Last week, the third chamber of the Chilean Supreme Court issued its ruling in a case which sought to halt the “Catanave mining project” in northern Chile on the basis that the government had not carried out consultation with the affected Aymara indigenous people. The Arica Court of Appeals had rejected the claims of the Aymara communities that filed the suit and the Supreme Court upheld that decision.
The case arose in 2010 after the Regional Environmental Commission (COREMA) in Arica issued a favorable resolution for the Catanave mining exploration efforts to proceed.

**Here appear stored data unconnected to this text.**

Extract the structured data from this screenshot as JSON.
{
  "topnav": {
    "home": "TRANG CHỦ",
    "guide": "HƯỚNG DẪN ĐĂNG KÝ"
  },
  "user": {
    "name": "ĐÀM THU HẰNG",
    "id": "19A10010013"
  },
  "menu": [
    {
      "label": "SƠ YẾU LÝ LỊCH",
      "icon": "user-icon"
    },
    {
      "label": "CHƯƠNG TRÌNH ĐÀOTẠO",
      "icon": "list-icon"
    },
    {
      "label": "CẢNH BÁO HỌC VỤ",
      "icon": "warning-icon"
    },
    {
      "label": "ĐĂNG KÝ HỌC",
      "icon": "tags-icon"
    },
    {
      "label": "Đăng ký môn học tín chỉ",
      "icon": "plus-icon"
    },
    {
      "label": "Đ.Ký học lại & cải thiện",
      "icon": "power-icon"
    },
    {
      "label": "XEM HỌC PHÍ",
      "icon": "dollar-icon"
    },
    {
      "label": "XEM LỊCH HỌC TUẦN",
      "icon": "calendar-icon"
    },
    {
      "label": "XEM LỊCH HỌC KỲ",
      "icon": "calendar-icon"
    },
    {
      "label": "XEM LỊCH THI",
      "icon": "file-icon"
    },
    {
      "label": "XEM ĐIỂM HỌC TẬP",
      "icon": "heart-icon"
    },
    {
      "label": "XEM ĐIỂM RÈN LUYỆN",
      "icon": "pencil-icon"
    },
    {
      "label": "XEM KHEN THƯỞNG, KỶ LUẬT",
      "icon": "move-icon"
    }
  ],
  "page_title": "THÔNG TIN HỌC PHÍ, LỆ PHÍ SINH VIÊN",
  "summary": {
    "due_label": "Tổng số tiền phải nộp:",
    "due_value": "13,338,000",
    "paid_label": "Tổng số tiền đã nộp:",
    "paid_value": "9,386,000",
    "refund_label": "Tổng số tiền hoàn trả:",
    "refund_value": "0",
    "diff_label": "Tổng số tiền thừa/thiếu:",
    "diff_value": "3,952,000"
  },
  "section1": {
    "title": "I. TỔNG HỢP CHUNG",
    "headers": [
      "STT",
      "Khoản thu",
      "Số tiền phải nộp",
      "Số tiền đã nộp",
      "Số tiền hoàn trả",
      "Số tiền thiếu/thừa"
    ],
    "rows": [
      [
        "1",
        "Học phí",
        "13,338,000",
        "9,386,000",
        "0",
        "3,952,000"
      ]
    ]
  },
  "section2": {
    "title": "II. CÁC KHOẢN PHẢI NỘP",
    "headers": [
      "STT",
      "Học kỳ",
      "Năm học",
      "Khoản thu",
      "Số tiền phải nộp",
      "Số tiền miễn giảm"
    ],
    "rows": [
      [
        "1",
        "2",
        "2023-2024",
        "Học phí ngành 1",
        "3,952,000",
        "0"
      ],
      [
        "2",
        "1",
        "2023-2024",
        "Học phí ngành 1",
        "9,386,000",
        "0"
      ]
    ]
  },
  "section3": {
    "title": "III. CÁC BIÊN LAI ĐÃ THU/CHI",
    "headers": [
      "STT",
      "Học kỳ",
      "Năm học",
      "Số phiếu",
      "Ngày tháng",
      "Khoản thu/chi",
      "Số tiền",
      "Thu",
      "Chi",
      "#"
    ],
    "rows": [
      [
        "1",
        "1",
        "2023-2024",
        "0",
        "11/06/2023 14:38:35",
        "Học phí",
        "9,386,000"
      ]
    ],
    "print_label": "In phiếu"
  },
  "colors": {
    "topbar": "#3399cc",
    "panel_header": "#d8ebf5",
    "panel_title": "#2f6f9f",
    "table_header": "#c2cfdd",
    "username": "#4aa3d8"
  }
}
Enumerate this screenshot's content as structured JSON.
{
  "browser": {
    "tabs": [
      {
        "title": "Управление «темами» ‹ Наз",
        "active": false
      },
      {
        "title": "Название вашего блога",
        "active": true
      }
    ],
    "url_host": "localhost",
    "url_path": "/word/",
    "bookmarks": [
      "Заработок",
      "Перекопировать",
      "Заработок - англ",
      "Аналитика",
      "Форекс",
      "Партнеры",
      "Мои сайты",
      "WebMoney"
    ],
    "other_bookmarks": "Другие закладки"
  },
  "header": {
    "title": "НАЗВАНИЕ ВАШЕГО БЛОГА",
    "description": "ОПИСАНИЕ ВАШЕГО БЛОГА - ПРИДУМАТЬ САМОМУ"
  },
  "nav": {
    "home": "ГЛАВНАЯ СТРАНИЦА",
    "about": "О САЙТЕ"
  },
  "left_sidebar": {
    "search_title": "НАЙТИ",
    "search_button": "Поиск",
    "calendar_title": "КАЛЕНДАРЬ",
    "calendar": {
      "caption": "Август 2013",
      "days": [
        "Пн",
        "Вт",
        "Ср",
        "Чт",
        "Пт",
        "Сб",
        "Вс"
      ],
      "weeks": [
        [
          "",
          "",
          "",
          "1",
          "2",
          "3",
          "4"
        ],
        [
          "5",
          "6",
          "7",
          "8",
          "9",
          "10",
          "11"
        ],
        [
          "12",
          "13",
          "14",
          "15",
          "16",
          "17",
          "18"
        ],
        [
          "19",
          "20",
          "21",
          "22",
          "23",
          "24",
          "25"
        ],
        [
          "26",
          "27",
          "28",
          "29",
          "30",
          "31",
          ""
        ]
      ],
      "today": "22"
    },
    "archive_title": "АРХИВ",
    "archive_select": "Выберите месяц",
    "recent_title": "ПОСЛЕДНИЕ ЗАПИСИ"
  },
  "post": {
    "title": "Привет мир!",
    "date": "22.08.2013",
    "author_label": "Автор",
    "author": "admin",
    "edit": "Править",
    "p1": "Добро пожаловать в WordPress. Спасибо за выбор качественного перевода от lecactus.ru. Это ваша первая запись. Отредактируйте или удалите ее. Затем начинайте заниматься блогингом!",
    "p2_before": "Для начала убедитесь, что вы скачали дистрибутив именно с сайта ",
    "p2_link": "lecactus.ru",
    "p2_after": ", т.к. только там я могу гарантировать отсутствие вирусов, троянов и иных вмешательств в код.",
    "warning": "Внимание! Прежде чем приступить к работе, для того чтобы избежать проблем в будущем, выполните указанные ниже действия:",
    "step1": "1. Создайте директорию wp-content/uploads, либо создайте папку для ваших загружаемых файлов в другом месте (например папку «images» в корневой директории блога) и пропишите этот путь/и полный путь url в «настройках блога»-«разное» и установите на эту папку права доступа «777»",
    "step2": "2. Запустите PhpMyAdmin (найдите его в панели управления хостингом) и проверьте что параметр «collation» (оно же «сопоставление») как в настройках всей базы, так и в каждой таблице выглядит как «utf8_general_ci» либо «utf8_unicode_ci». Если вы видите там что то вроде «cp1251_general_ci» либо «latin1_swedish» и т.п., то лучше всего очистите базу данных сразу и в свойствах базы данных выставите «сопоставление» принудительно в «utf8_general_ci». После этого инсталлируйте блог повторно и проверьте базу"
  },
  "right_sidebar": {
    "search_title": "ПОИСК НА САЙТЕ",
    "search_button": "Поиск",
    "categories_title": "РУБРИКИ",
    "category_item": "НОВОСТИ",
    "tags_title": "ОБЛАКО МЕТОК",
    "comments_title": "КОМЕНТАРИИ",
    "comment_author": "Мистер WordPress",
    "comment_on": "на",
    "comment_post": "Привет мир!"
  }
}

The proposed project is located in far northern Chile within the National Vicuña Reserve and has been widely criticized by Aymara organizations, most notably one dedicated to environmental defense (the Coordinadora Aymara de Defense de los Recrusos Naturales).
While the Supreme Court’s decision allows the project to proceed, the sentence did include a dissenting opinion which focused on the right to consultation recognized in Convention 169 and the environmental commission’s failure to carry out consultation in line with international law. According to the dissent, the lack of adequate consultation raises questions about the arbitrariness of the commission’s decision and is a violation of the indigenous communities’ right to equality.
Following the Supreme Court’s decision, the Coordinadora Aymara issued a declaration denouncing the court’s decision for its failure to uphold Convention 169 and specifically the right to consultation. The declaration generally criticized the Chilean government—and most notably its judicial system—for its lack of commitment to its international legal obligations related to human rights, environmental protection and indigenous peoples. The declaration also acknowledged the dissenting opinion and its interpretation of the right to consultation. The Aymara organization has stated it will take its complaint to international levels, including the ILO and the United Nations.